Nerve agents are highly toxic chemicals that when released aim to prevent the nervous system from functioning correctly and thus can and aim to be fatal. In order to effectively work nerve agents usually need to be either ingested, inhaled or to penetrate through the skin.

The BBC have reported that this particular nerve agent was  developed in Russia during the 1970s and 80s. It is also reported that one of the chemicals used within it A-320 is between 5-7x more toxic than the VX nerve agent that was used to kill Kim Jong-nam the half brother of the notorious leader of North Korea, Kim Jong-Un.

How and Why remain clouded in mystery, although it is possible to assume, and assume correctly, that Sergei Skripal’s spying background would not make him popular at all with Russia, or anyone affiliated with Russia.

Nonetheless, this attack has had a profound effect on world politics. Already the leaders of both Russia and the United Kingdom have started a diplomatic tic for tac war, with Theresa May announcing the expulsion of 23 Russian diplomats during PMQs on Wednesday. The  callous act we have seen in Salisbury has seen another political spanner in the works in Theresa May’s rather disappointing tenure as PM. However, if I’m honest I was surprised and quite proud of the actions that the UK has taken against Russia, by applying pressure on Russia to produce answers and when these time limits have not been met, publicising this for the world to see. Even today the UK’s foreign secretary Boris Johnson has stated that it ‘is overwhelmingly likely’ that Putin ordered the attack. Putin has enjoyed making the most of the lack of democracy and accountability in Russia and finally the UK, of all places, has stood up to him and his regime. The US 2016 election has now been shown to have been influenced by Russia and the Kremlin, and although this was publicised worldwide and frankly was obvious to see, no serious repercussions have occured. The UK however, have and are continuing to pursue repercussions and answers. Theresa May’s decisions so far look to be decisions of strength and refusal to secede to the Kremlin. Putin and the Kremlin’s international representatives have denied and refuted the UK’s claim that either Russia was behind the attack or it had a lapse in the security of its military grade nerve agent. It will therefore be very interesting and actually quite nerve-wracking to see what the potential results of the investigation and the political repercussions between Russia and the UK.

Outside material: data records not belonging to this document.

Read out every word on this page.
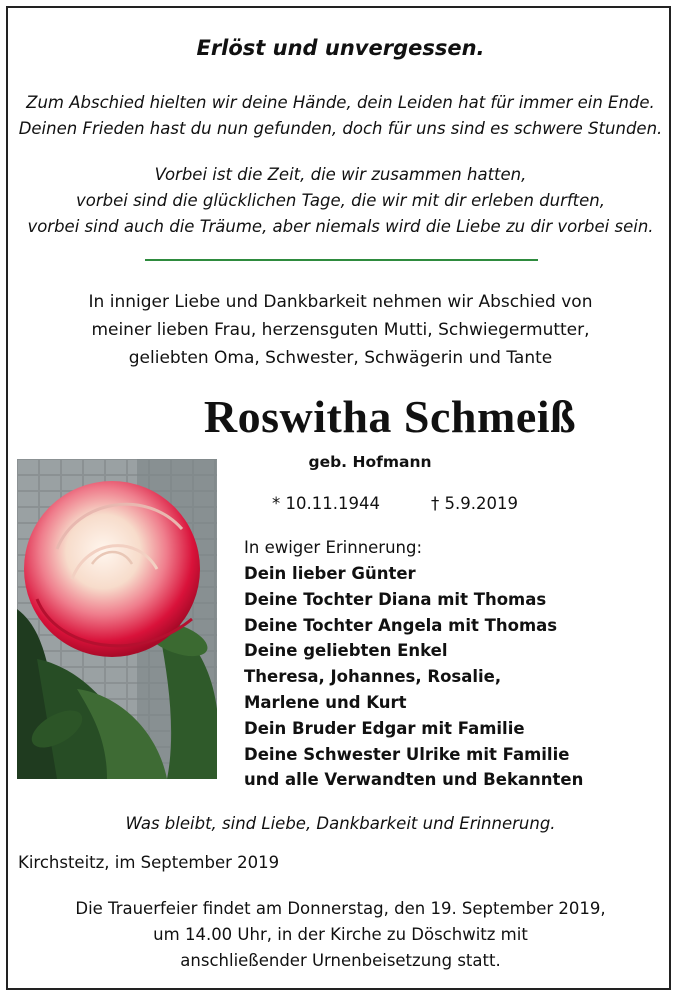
Erlöst und unvergessen.
Zum Abschied hielten wir deine Hände, dein Leiden hat für immer ein Ende.
Deinen Frieden hast du nun gefunden, doch für uns sind es schwere Stunden.
Vorbei ist die Zeit, die wir zusammen hatten,
vorbei sind die glücklichen Tage, die wir mit dir erleben durften,
vorbei sind auch die Träume, aber niemals wird die Liebe zu dir vorbei sein.
In inniger Liebe und Dankbarkeit nehmen wir Abschied von
meiner lieben Frau, herzensguten Mutti, Schwiegermutter,
geliebten Oma, Schwester, Schwägerin und Tante
Roswitha Schmeiß
geb. Hofmann
* 10.11.1944	† 5.9.2019
In ewiger Erinnerung:
Dein lieber Günter
Deine Tochter Diana mit Thomas
Deine Tochter Angela mit Thomas
Deine geliebten Enkel
Theresa, Johannes, Rosalie,
Marlene und Kurt
Dein Bruder Edgar mit Familie
Deine Schwester Ulrike mit Familie
und alle Verwandten und Bekannten
Was bleibt, sind Liebe, Dankbarkeit und Erinnerung.
Kirchsteitz, im September 2019
Die Trauerfeier findet am Donnerstag, den 19. September 2019,
um 14.00 Uhr, in der Kirche zu Döschwitz mit
anschließender Urnenbeisetzung statt.
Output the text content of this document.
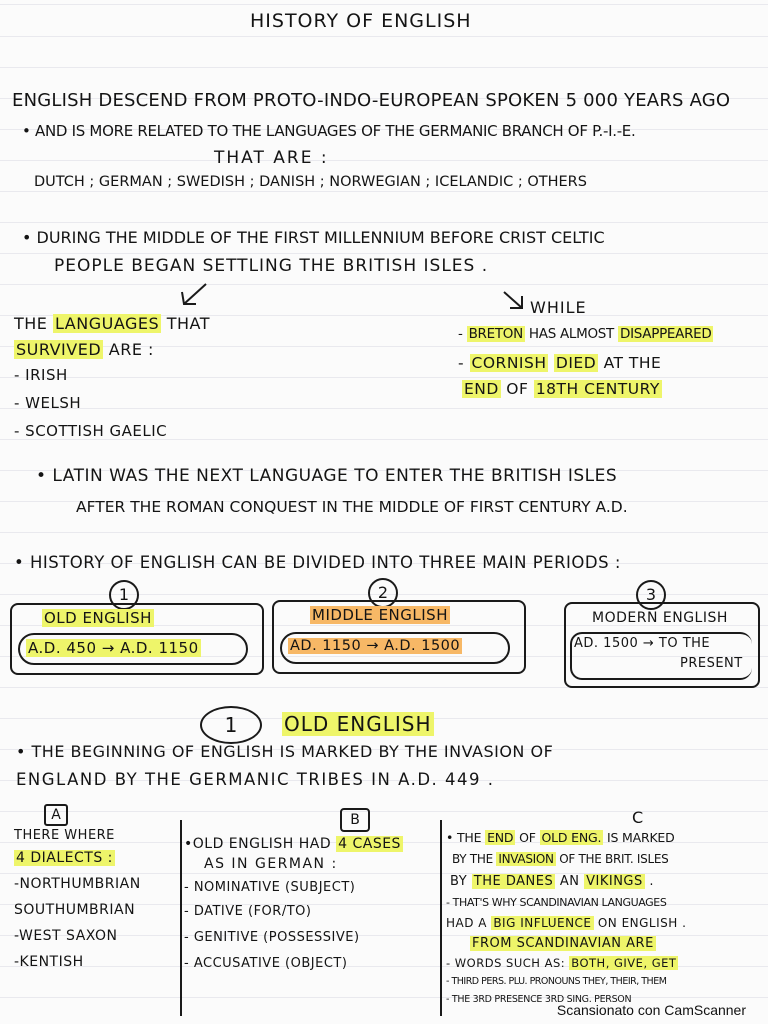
HISTORY OF ENGLISH
ENGLISH DESCEND FROM PROTO-INDO-EUROPEAN SPOKEN 5 000 YEARS AGO
• AND IS MORE RELATED TO THE LANGUAGES OF THE GERMANIC BRANCH OF P.-I.-E.
THAT ARE :
DUTCH ; GERMAN ; SWEDISH ; DANISH ; NORWEGIAN ; ICELANDIC ; OTHERS
• DURING THE MIDDLE OF THE FIRST MILLENNIUM BEFORE CRIST CELTIC
PEOPLE BEGAN SETTLING THE BRITISH ISLES .
THE LANGUAGES THAT
SURVIVED ARE :
- IRISH
- WELSH
- SCOTTISH GAELIC
WHILE
- BRETON HAS ALMOST DISAPPEARED
- CORNISH DIED AT THE
END OF 18TH CENTURY
• LATIN WAS THE NEXT LANGUAGE TO ENTER THE BRITISH ISLES
AFTER THE ROMAN CONQUEST IN THE MIDDLE OF FIRST CENTURY A.D.
• HISTORY OF ENGLISH CAN BE DIVIDED INTO THREE MAIN PERIODS :
1	2	3
OLD ENGLISH
A.D. 450 → A.D. 1150
MIDDLE ENGLISH
AD. 1150 → A.D. 1500
MODERN ENGLISH
AD. 1500 → TO THE
PRESENT
1	OLD ENGLISH
• THE BEGINNING OF ENGLISH IS MARKED BY THE INVASION OF
ENGLAND BY THE GERMANIC TRIBES IN A.D. 449 .
A
THERE WHERE
4 DIALECTS :
-NORTHUMBRIAN
SOUTHUMBRIAN
-WEST SAXON
-KENTISH
B
•OLD ENGLISH HAD 4 CASES
AS IN GERMAN :
- NOMINATIVE (SUBJECT)
- DATIVE (FOR/TO)
- GENITIVE (POSSESSIVE)
- ACCUSATIVE (OBJECT)
C
• THE END OF OLD ENG. IS MARKED
BY THE INVASION OF THE BRIT. ISLES
BY THE DANES AN VIKINGS .
- THAT'S WHY SCANDINAVIAN LANGUAGES
HAD A BIG INFLUENCE ON ENGLISH .
FROM SCANDINAVIAN ARE
- WORDS SUCH AS: BOTH, GIVE, GET
- THIRD PERS. PLU. PRONOUNS THEY, THEIR, THEM
- THE 3RD PRESENCE 3RD SING. PERSON
Scansionato con CamScanner
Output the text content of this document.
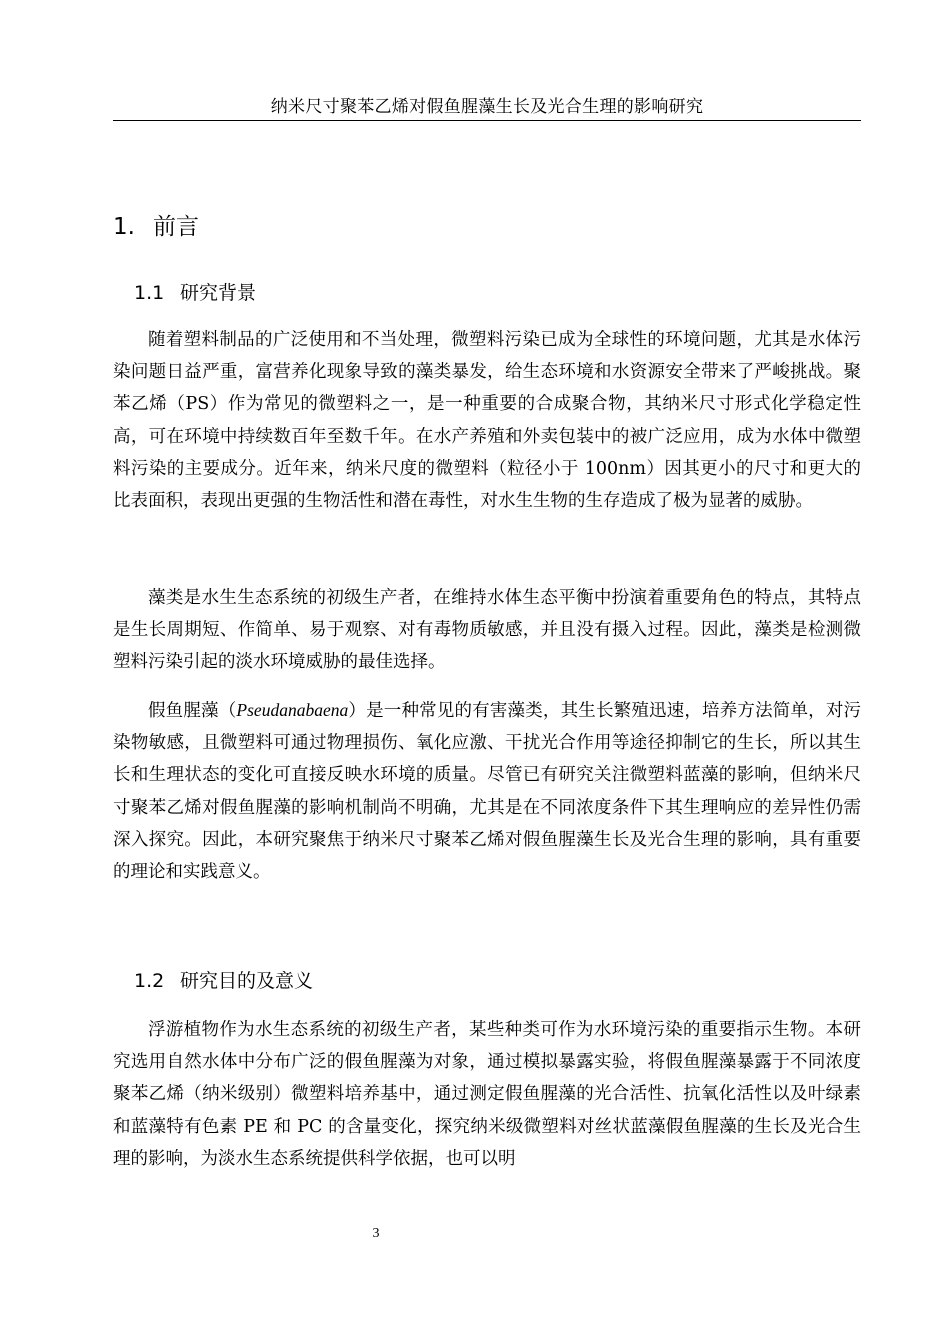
纳米尺寸聚苯乙烯对假鱼腥藻生长及光合生理的影响研究
1. 前言
1.1 研究背景

随着塑料制品的广泛使用和不当处理，微塑料污染已成为全球性的环境问题，尤其是水体污染问题日益严重，富营养化现象导致的藻类暴发，给生态环境和水资源安全带来了严峻挑战。聚苯乙烯（PS）作为常见的微塑料之一，是一种重要的合成聚合物，其纳米尺寸形式化学稳定性高，可在环境中持续数百年至数千年。在水产养殖和外卖包装中的被广泛应用，成为水体中微塑料污染的主要成分。近年来，纳米尺度的微塑料（粒径小于 100nm）因其更小的尺寸和更大的比表面积，表现出更强的生物活性和潜在毒性，对水生生物的生存造成了极为显著的威胁。

藻类是水生生态系统的初级生产者，在维持水体生态平衡中扮演着重要角色的特点，其特点是生长周期短、作简单、易于观察、对有毒物质敏感，并且没有摄入过程。因此，藻类是检测微塑料污染引起的淡水环境威胁的最佳选择。

假鱼腥藻（Pseudanabaena）是一种常见的有害藻类，其生长繁殖迅速，培养方法简单，对污染物敏感，且微塑料可通过物理损伤、氧化应激、干扰光合作用等途径抑制它的生长，所以其生长和生理状态的变化可直接反映水环境的质量。尽管已有研究关注微塑料蓝藻的影响，但纳米尺寸聚苯乙烯对假鱼腥藻的影响机制尚不明确，尤其是在不同浓度条件下其生理响应的差异性仍需深入探究。因此，本研究聚焦于纳米尺寸聚苯乙烯对假鱼腥藻生长及光合生理的影响，具有重要的理论和实践意义。

1.2 研究目的及意义

浮游植物作为水生态系统的初级生产者，某些种类可作为水环境污染的重要指示生物。本研究选用自然水体中分布广泛的假鱼腥藻为对象，通过模拟暴露实验，将假鱼腥藻暴露于不同浓度聚苯乙烯（纳米级别）微塑料培养基中，通过测定假鱼腥藻的光合活性、抗氧化活性以及叶绿素和蓝藻特有色素 PE 和 PC 的含量变化，探究纳米级微塑料对丝状蓝藻假鱼腥藻的生长及光合生理的影响，为淡水生态系统提供科学依据，也可以明

3
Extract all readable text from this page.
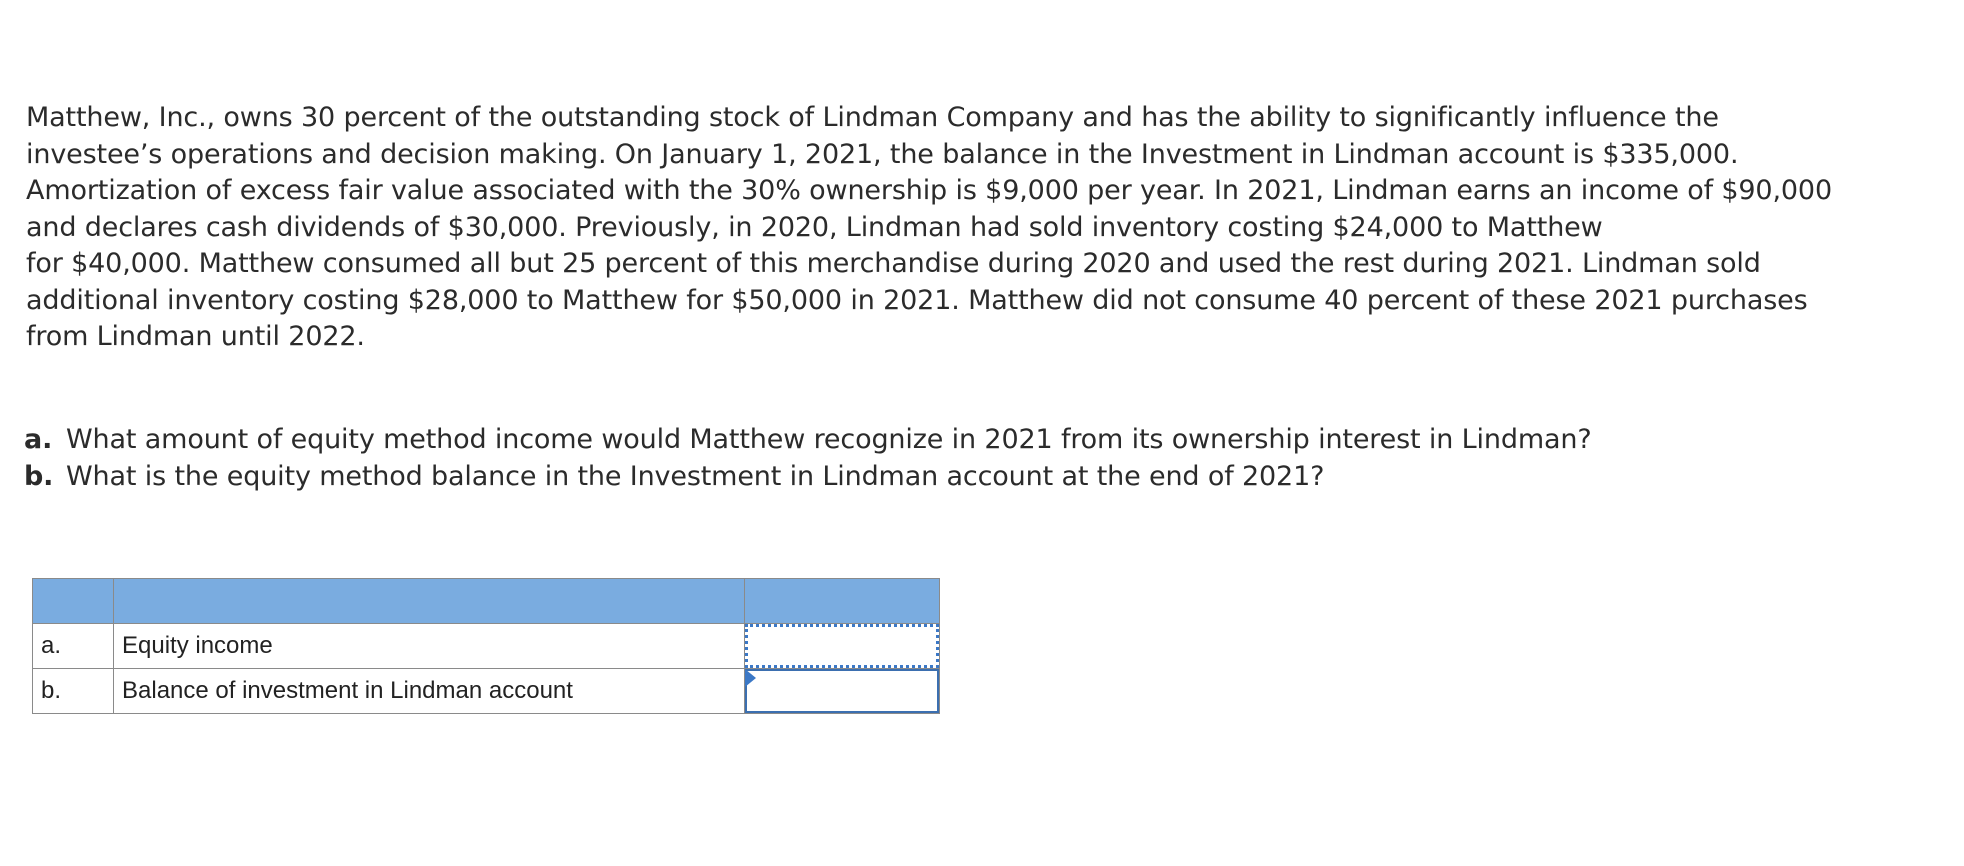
Matthew, Inc., owns 30 percent of the outstanding stock of Lindman Company and has the ability to significantly influence the
investee’s operations and decision making. On January 1, 2021, the balance in the Investment in Lindman account is $335,000.
Amortization of excess fair value associated with the 30% ownership is $9,000 per year. In 2021, Lindman earns an income of $90,000
and declares cash dividends of $30,000. Previously, in 2020, Lindman had sold inventory costing $24,000 to Matthew
for $40,000. Matthew consumed all but 25 percent of this merchandise during 2020 and used the rest during 2021. Lindman sold
additional inventory costing $28,000 to Matthew for $50,000 in 2021. Matthew did not consume 40 percent of these 2021 purchases
from Lindman until 2022.
a. What amount of equity method income would Matthew recognize in 2021 from its ownership interest in Lindman?
b. What is the equity method balance in the Investment in Lindman account at the end of 2021?

a.	Equity income	

b.	Balance of investment in Lindman account	
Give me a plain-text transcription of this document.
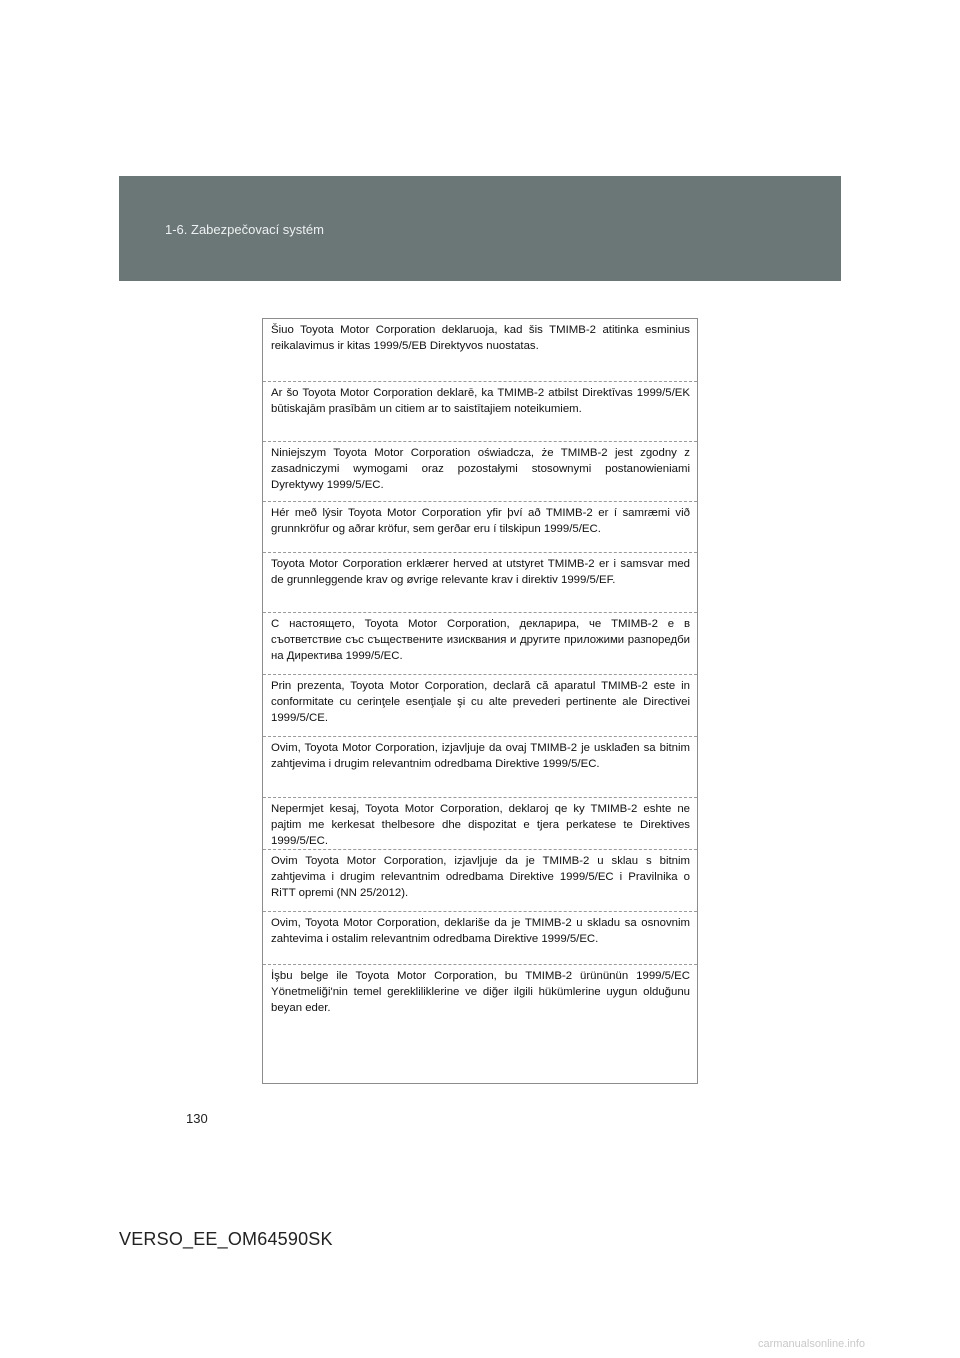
1-6. Zabezpečovací systém

Šiuo Toyota Motor Corporation deklaruoja, kad šis TMIMB-2 atitinka esminius reikalavimus ir kitas 1999/5/EB Direktyvos nuostatas.

Ar šo Toyota Motor Corporation deklarē, ka TMIMB-2 atbilst Direktīvas 1999/5/EK būtiskajām prasībām un citiem ar to saistītajiem noteikumiem.

Niniejszym Toyota Motor Corporation oświadcza, że TMIMB-2 jest zgodny z zasadniczymi wymogami oraz pozostałymi stosownymi postanowieniami Dyrektywy 1999/5/EC.

Hér með lýsir Toyota Motor Corporation yfir því að TMIMB-2 er í samræmi við grunnkröfur og aðrar kröfur, sem gerðar eru í tilskipun 1999/5/EC.

Toyota Motor Corporation erklærer herved at utstyret TMIMB-2 er i samsvar med de grunnleggende krav og øvrige relevante krav i direktiv 1999/5/EF.

С настоящето, Toyota Motor Corporation, декларира, че TMIMB-2 е в съответствие със съществените изисквания и другите приложими разпоредби на Директива 1999/5/EC.

Prin prezenta, Toyota Motor Corporation, declară că aparatul TMIMB-2 este in conformitate cu cerinţele esenţiale şi cu alte prevederi pertinente ale Directivei 1999/5/CE.

Ovim, Toyota Motor Corporation, izjavljuje da ovaj TMIMB-2 je usklađen sa bitnim zahtjevima i drugim relevantnim odredbama Direktive 1999/5/EC.

Nepermjet kesaj, Toyota Motor Corporation, deklaroj qe ky TMIMB-2 eshte ne pajtim me kerkesat thelbesore dhe dispozitat e tjera perkatese te Direktives 1999/5/EC.

Ovim Toyota Motor Corporation, izjavljuje da je TMIMB-2 u sklau s bitnim zahtjevima i drugim relevantnim odredbama Direktive 1999/5/EC i Pravilnika o RiTT opremi (NN 25/2012).

Ovim, Toyota Motor Corporation, deklariše da je TMIMB-2 u skladu sa osnovnim zahtevima i ostalim relevantnim odredbama Direktive 1999/5/EC.

İşbu belge ile Toyota Motor Corporation, bu TMIMB-2 ürününün 1999/5/EC Yönetmeliği'nin temel gerekliliklerine ve diğer ilgili hükümlerine uygun olduğunu beyan eder.

130
VERSO_EE_OM64590SK
carmanualsonline.info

This attack has not only had dramatic effects on world politics, but also asked questions of domestic politics. I’ve already seen tweets, videos and news articles referring to the conflict of interest between the British Conservative party and Russia, in particular to their party donations. Since Theresa May has moved into 10 Downing Street, Russian oligarchs have given the Tories over £820,000. Naturally, the Labour party have jumped straight onto this political bandwagon. Finally, the UK electorate have politicians pushing each other in high quality debates over a very important issue, with Labour MPs demanding even stronger retaliation. However, another spanner in the works in Jeremy Corbyn’s push to wait for further evidence has seen another split in the Labour party, with 30 Labour MPs signing a motion unequivocally placing sole blame on Russia. This whole debacle has produced both worldwide and domestic political questions and will continue to do so. There are so many points and issues at stake here and this article has aimed to give a brief overview of the attack on Sergei Skripal and its political ramifications. In the weeks to come I will delve into the specifics regarding both the domestic and world political effects of this callous attack.